In other teams that have given up news, West Ham United played Spurs on Sunday afternoon. They drew 1-1 and remain in the two places immediately above the relegation places. They’d better be hoping that Leeds and Burnley are terrible next season. It says something that I already have little confidence in whoever out of the four who finish in the Championship playoff places to survive next season. Still, at least they’ll make more money. And that’s what really matters.

The final pair of matches that can be loosely tied together are those between Brighton and Newcastle, and between Aston Villa and Fulham, which pitched teams which have yeah, been on the brink of giving up on it all for a few weeks themselves, and teams with something still to play for.
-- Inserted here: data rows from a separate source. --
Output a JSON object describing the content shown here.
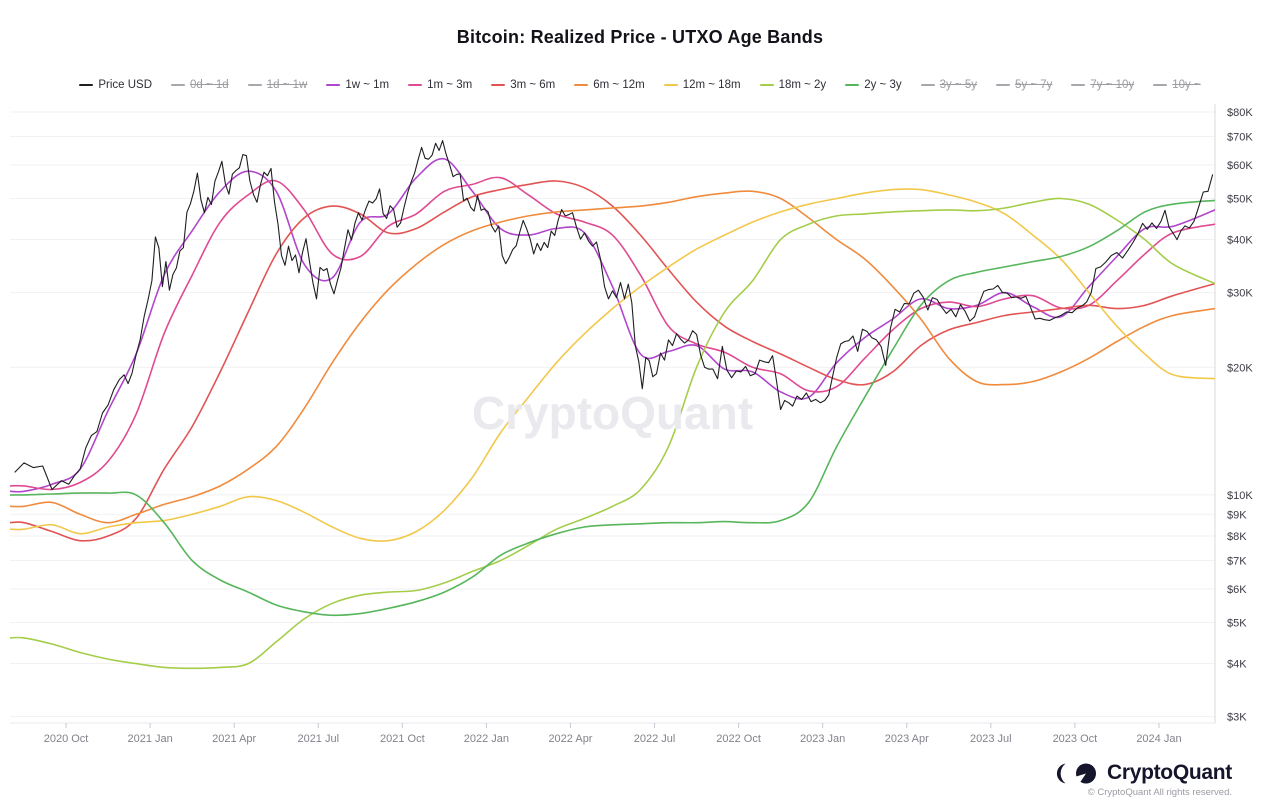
{
  "header": {
    "title": "Bitcoin: Realized Price - UTXO Age Bands"
  },
  "watermark": {
    "text": "CryptoQuant"
  },
  "footer": {
    "brand": "CryptoQuant",
    "copyright": "© CryptoQuant All rights reserved."
  },
  "legend": [
    {
      "label": "Price USD",
      "color": "#1f1f23",
      "active": true
    },
    {
      "label": "0d ~ 1d",
      "color": "#8c8c94",
      "active": false
    },
    {
      "label": "1d ~ 1w",
      "color": "#8c8c94",
      "active": false
    },
    {
      "label": "1w ~ 1m",
      "color": "#b146cc",
      "active": true
    },
    {
      "label": "1m ~ 3m",
      "color": "#e04a92",
      "active": true
    },
    {
      "label": "3m ~ 6m",
      "color": "#e25454",
      "active": true
    },
    {
      "label": "6m ~ 12m",
      "color": "#f08b3d",
      "active": true
    },
    {
      "label": "12m ~ 18m",
      "color": "#f2c84b",
      "active": true
    },
    {
      "label": "18m ~ 2y",
      "color": "#a4cd4a",
      "active": true
    },
    {
      "label": "2y ~ 3y",
      "color": "#57b65c",
      "active": true
    },
    {
      "label": "3y ~ 5y",
      "color": "#8c8c94",
      "active": false
    },
    {
      "label": "5y ~ 7y",
      "color": "#8c8c94",
      "active": false
    },
    {
      "label": "7y ~ 10y",
      "color": "#8c8c94",
      "active": false
    },
    {
      "label": "10y ~",
      "color": "#8c8c94",
      "active": false
    }
  ],
  "chart_data": {
    "type": "line",
    "title": "Bitcoin: Realized Price - UTXO Age Bands",
    "y_scale": "log",
    "grid": "horizontal-only",
    "legend_position": "top",
    "units": "USD thousands",
    "x_start_month": "2020-08",
    "x_end_month": "2024-02",
    "y_axis": {
      "side": "right",
      "ticks": [
        {
          "label": "$80K",
          "value": 80
        },
        {
          "label": "$70K",
          "value": 70
        },
        {
          "label": "$60K",
          "value": 60
        },
        {
          "label": "$50K",
          "value": 50
        },
        {
          "label": "$40K",
          "value": 40
        },
        {
          "label": "$30K",
          "value": 30
        },
        {
          "label": "$20K",
          "value": 20
        },
        {
          "label": "$10K",
          "value": 10
        },
        {
          "label": "$9K",
          "value": 9
        },
        {
          "label": "$8K",
          "value": 8
        },
        {
          "label": "$7K",
          "value": 7
        },
        {
          "label": "$6K",
          "value": 6
        },
        {
          "label": "$5K",
          "value": 5
        },
        {
          "label": "$4K",
          "value": 4
        },
        {
          "label": "$3K",
          "value": 3
        }
      ]
    },
    "x_axis": {
      "ticks": [
        {
          "label": "2020 Oct",
          "month": 2
        },
        {
          "label": "2021 Jan",
          "month": 5
        },
        {
          "label": "2021 Apr",
          "month": 8
        },
        {
          "label": "2021 Jul",
          "month": 11
        },
        {
          "label": "2021 Oct",
          "month": 14
        },
        {
          "label": "2022 Jan",
          "month": 17
        },
        {
          "label": "2022 Apr",
          "month": 20
        },
        {
          "label": "2022 Jul",
          "month": 23
        },
        {
          "label": "2022 Oct",
          "month": 26
        },
        {
          "label": "2023 Jan",
          "month": 29
        },
        {
          "label": "2023 Apr",
          "month": 32
        },
        {
          "label": "2023 Jul",
          "month": 35
        },
        {
          "label": "2023 Oct",
          "month": 38
        },
        {
          "label": "2024 Jan",
          "month": 41
        }
      ]
    },
    "series": [
      {
        "name": "1w ~ 1m",
        "color": "#b146cc",
        "monthly": [
          10.2,
          10.6,
          11.5,
          15.8,
          21.5,
          33,
          42,
          52,
          58,
          52,
          35,
          32.5,
          44,
          46,
          56,
          62,
          52,
          42.5,
          41,
          42.5,
          41.5,
          31,
          21.5,
          21.8,
          22.5,
          19.8,
          19.5,
          17.5,
          17,
          20.5,
          23.5,
          26,
          29,
          27.5,
          28,
          30,
          27.8,
          26.3,
          31,
          36.5,
          42.5,
          43,
          47
        ]
      },
      {
        "name": "1m ~ 3m",
        "color": "#e04a92",
        "monthly": [
          10.5,
          10.3,
          10.7,
          12,
          15.5,
          24,
          33,
          44,
          51,
          55,
          47,
          37,
          36.5,
          43,
          46,
          52,
          54,
          56,
          51,
          46,
          44,
          41,
          33,
          25,
          22.7,
          21.7,
          20,
          19.3,
          17.6,
          18,
          21,
          24.5,
          27.5,
          28.5,
          27.8,
          29,
          29.5,
          27.6,
          28,
          32,
          37,
          41.5,
          43.5
        ]
      },
      {
        "name": "3m ~ 6m",
        "color": "#e25454",
        "monthly": [
          8.6,
          8.2,
          7.8,
          8.0,
          8.8,
          11.5,
          14.5,
          19.5,
          27,
          37,
          45,
          48,
          46,
          41.5,
          42.5,
          46.5,
          50.5,
          52.5,
          54,
          55,
          53,
          48,
          41,
          34,
          28.5,
          25,
          23,
          21.5,
          20,
          18.7,
          18.2,
          19.5,
          22.5,
          24.5,
          25.5,
          26.5,
          27,
          27.5,
          28,
          27.5,
          28,
          29.5,
          31.5
        ]
      },
      {
        "name": "6m ~ 12m",
        "color": "#f08b3d",
        "monthly": [
          9.4,
          9.6,
          9.0,
          8.6,
          9.0,
          9.5,
          9.9,
          10.5,
          11.5,
          13,
          16,
          20.5,
          25.5,
          30.5,
          35,
          39,
          42,
          44,
          45.5,
          46.5,
          47,
          47.5,
          48,
          49,
          50.5,
          51.5,
          52,
          50,
          45,
          40,
          36,
          31,
          26,
          21,
          18.5,
          18.2,
          18.5,
          19.5,
          21,
          23,
          25,
          26.5,
          27.5
        ]
      },
      {
        "name": "12m ~ 18m",
        "color": "#f2c84b",
        "monthly": [
          8.3,
          8.5,
          8.1,
          8.4,
          8.6,
          8.7,
          9.0,
          9.4,
          9.9,
          9.7,
          9.1,
          8.4,
          7.9,
          7.8,
          8.2,
          9.2,
          11,
          14,
          17,
          20.5,
          24,
          27.5,
          31,
          34.5,
          38,
          41,
          44,
          46.5,
          48.5,
          50,
          51.5,
          52.5,
          52.5,
          51,
          49,
          46,
          41,
          36,
          30,
          25,
          21.5,
          19.2,
          18.8
        ]
      },
      {
        "name": "18m ~ 2y",
        "color": "#a4cd4a",
        "monthly": [
          4.6,
          4.45,
          4.25,
          4.1,
          4.0,
          3.92,
          3.9,
          3.92,
          4.0,
          4.5,
          5.1,
          5.55,
          5.8,
          5.9,
          5.95,
          6.2,
          6.6,
          7.0,
          7.6,
          8.3,
          8.8,
          9.4,
          10.3,
          13,
          20,
          27,
          32,
          40,
          43.5,
          45.5,
          46,
          46.5,
          46.8,
          47,
          46.8,
          47.5,
          49,
          50,
          48.5,
          44.5,
          40,
          35,
          31.5
        ]
      },
      {
        "name": "2y ~ 3y",
        "color": "#57b65c",
        "monthly": [
          10.0,
          10.05,
          10.1,
          10.1,
          10.0,
          8.6,
          7.0,
          6.3,
          5.9,
          5.5,
          5.3,
          5.2,
          5.25,
          5.4,
          5.6,
          5.9,
          6.4,
          7.2,
          7.7,
          8.1,
          8.4,
          8.5,
          8.55,
          8.6,
          8.6,
          8.65,
          8.6,
          8.7,
          9.6,
          13,
          17,
          22,
          28,
          32,
          33.5,
          34.5,
          35.5,
          36.5,
          38.5,
          42,
          46.5,
          48.5,
          49.5
        ]
      }
    ],
    "price_usd": {
      "name": "Price USD",
      "color": "#1f1f23",
      "monthly_points": [
        [
          11.3,
          11.9,
          11.6
        ],
        [
          11.7,
          10.3,
          10.8
        ],
        [
          10.6,
          11.1,
          11.5,
          12.9,
          13.8
        ],
        [
          14.1,
          15.6,
          16.3,
          17.7,
          18.7
        ],
        [
          19.2,
          18.3,
          19.4,
          21.4,
          23.2,
          26.3,
          28.9
        ],
        [
          32,
          40.6,
          38.2,
          31,
          35.5,
          30.4,
          33.1,
          34.3
        ],
        [
          37.6,
          38.3,
          46.4,
          48.6,
          52.1,
          57.4,
          49.7,
          46.3
        ],
        [
          50.3,
          48.4,
          54.9,
          57.8,
          61.2,
          54.1,
          51.2,
          57.1
        ],
        [
          58.2,
          59.1,
          63.5,
          63.1,
          55,
          51.1,
          49,
          54
        ],
        [
          57.7,
          56.6,
          58.9,
          49.1,
          43.5,
          36.7,
          34.8,
          38.6
        ],
        [
          35.7,
          36.8,
          33.4,
          37.3,
          40.2,
          35.5,
          31.6,
          29
        ],
        [
          34.4,
          33.8,
          34.2,
          31.4,
          29.8,
          32.1,
          34.3,
          38.2
        ],
        [
          42.2,
          39.9,
          43.8,
          46.3,
          44.5,
          47.1,
          49.3,
          48.8
        ],
        [
          49.9,
          52.7,
          46.1,
          44.9,
          48.1,
          47.1,
          42.8,
          43.8
        ],
        [
          47.7,
          51.5,
          54.7,
          57.4,
          61.7,
          66,
          62.2,
          61.9
        ],
        [
          63.3,
          67.5,
          64.9,
          68.5,
          63.6,
          60.1,
          56.3,
          57
        ],
        [
          57.2,
          49.4,
          50.1,
          47.7,
          46.7,
          50.8,
          46.9,
          47.3
        ],
        [
          46.5,
          43.1,
          41.7,
          43.1,
          36.7,
          35.1,
          36.3,
          37.9
        ],
        [
          38.7,
          41.6,
          44.4,
          42.4,
          40.1,
          37,
          39.2,
          37.7
        ],
        [
          39.4,
          38.3,
          41.9,
          40.9,
          44.5,
          47.1,
          45.5,
          45.8
        ],
        [
          46.3,
          42.8,
          40.1,
          41.5,
          39.7,
          38.6,
          39.5
        ],
        [
          36,
          31,
          29,
          30.3,
          29.2,
          31.7,
          29
        ],
        [
          31.4,
          28.4,
          22.5,
          20.6,
          17.8,
          21.1,
          20.7,
          19
        ],
        [
          19.3,
          21.6,
          20.8,
          23.2,
          22.5,
          24,
          23.3
        ],
        [
          22.8,
          23.2,
          24.4,
          23.9,
          21.4,
          20,
          19.8
        ],
        [
          19.8,
          18.8,
          22.4,
          19.7,
          18.9,
          19.6
        ],
        [
          19.5,
          20.1,
          19.1,
          19.3,
          20.8,
          20.6
        ],
        [
          20.5,
          21.3,
          18.5,
          15.9,
          16.7,
          16.5,
          16.2
        ],
        [
          17.1,
          16.8,
          17.4,
          16.6,
          16.8,
          16.5
        ],
        [
          16.7,
          17.2,
          19.1,
          21.1,
          22.7,
          23,
          23.1
        ],
        [
          23.7,
          21.8,
          24.6,
          24.3,
          23.5,
          23.2
        ],
        [
          22.4,
          20.2,
          24.7,
          27.4,
          27,
          28.3
        ],
        [
          28.2,
          29.9,
          30.4,
          29.3,
          27.3,
          29.2
        ],
        [
          28.9,
          27.7,
          26.8,
          27.4,
          26.3,
          28.1
        ],
        [
          27.1,
          25.7,
          26.3,
          28.3,
          30.2,
          30.5
        ],
        [
          30.6,
          31.2,
          30,
          29.9,
          29.2,
          29.3
        ],
        [
          29.1,
          29.4,
          27.7,
          26,
          26.1,
          25.9
        ],
        [
          25.8,
          26.2,
          26.5,
          27,
          26.9
        ],
        [
          27.6,
          27.9,
          28.5,
          30,
          34.2,
          34.5
        ],
        [
          35.4,
          36.7,
          37.3,
          36.2,
          37.8
        ],
        [
          39.5,
          41.3,
          43.7,
          42.3,
          43.8,
          42.5
        ],
        [
          44.2,
          46.9,
          42.8,
          41.5,
          40,
          42,
          43.1
        ],
        [
          42.6,
          44.2,
          47.8,
          51.8,
          52,
          57
        ]
      ]
    }
  }
}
Brighton and Newcastle cancelled each other out, which did nobody any favours beyond Manchester City and Chelsea, while Aston Villa stay 7th. They’re still in the chase for a possible Champions League place, but three points off 5th requires stumbling from others and, with three left to play, not much room for the errors of others.

All of which brings us onto the Inconsistency Derby between Brentford and Manchester United on Sunday afternoon. Such has been the inconsistency from these two teams that when they met, they couldn’t even be consistent within 90 minutes. United took an early lead, then crumbled and fell 4-1 behind, before waking up, remembering that most of them earn at least three times the annual national average salary per week (some multiple times) to do this, and pulled their collective finger out their arses, eventually pulling it back to 4-3.

Ruben Amorim is, of course, focused on Europe and they saw the benefits of this with a commanding performance in Bilbao on Thursday night to make the possibility of the funniest and weirdest European final of all-time—Manchester United vs Spurs, 15th vs 16th in the Premier League, playing off for a place in next season’s Champions League.

But the thing is here that Manchester United and Spurs are both in the same boat. Both have become so preoccupied with Europe that they’ve chucked their Premier League seasons down the toilet in pursuit. And they have both been putting in decent performances in Europe. Spurs’ two-legged win against Eintracht Frankfurt was as good a European performance as they’ve put in, possibly since Amsterdam in 2019.

If they both bring their European game to this, it will be fascinating. If they both bring their Premier League game to this, it will be fascinating for completely different reasons. There has been no news of what happens to Ange Postecoglou at the end of this season. Does Daniel Levy move him out on the basis of the team’s wretched Premier League performances this season—they’re still on course for their worst season since the 1976/77 relegation season—or would qualifying for the Champions League, even if it was by the means of Manchester United turning up in their clown shoes in the final. be enough to keep him in his job?

Of course, there’s an element of risk to saying this when only the first leg of European ties involving these two are concerned. Manchester United would be probing strange new worlds, were they to allow Athletic Bilbao back into the second leg of their match, with a 3-0 lead looking insurmountable. But as they demonstrated on Sunday afternoon, never say never. It seems easier to imagine a world in which Spurs, playing somewhere near the Arctic Circle on an artificial pitch, chuck away a two-goal lead. But again, they’ve been at their best in Europe. So, who knows?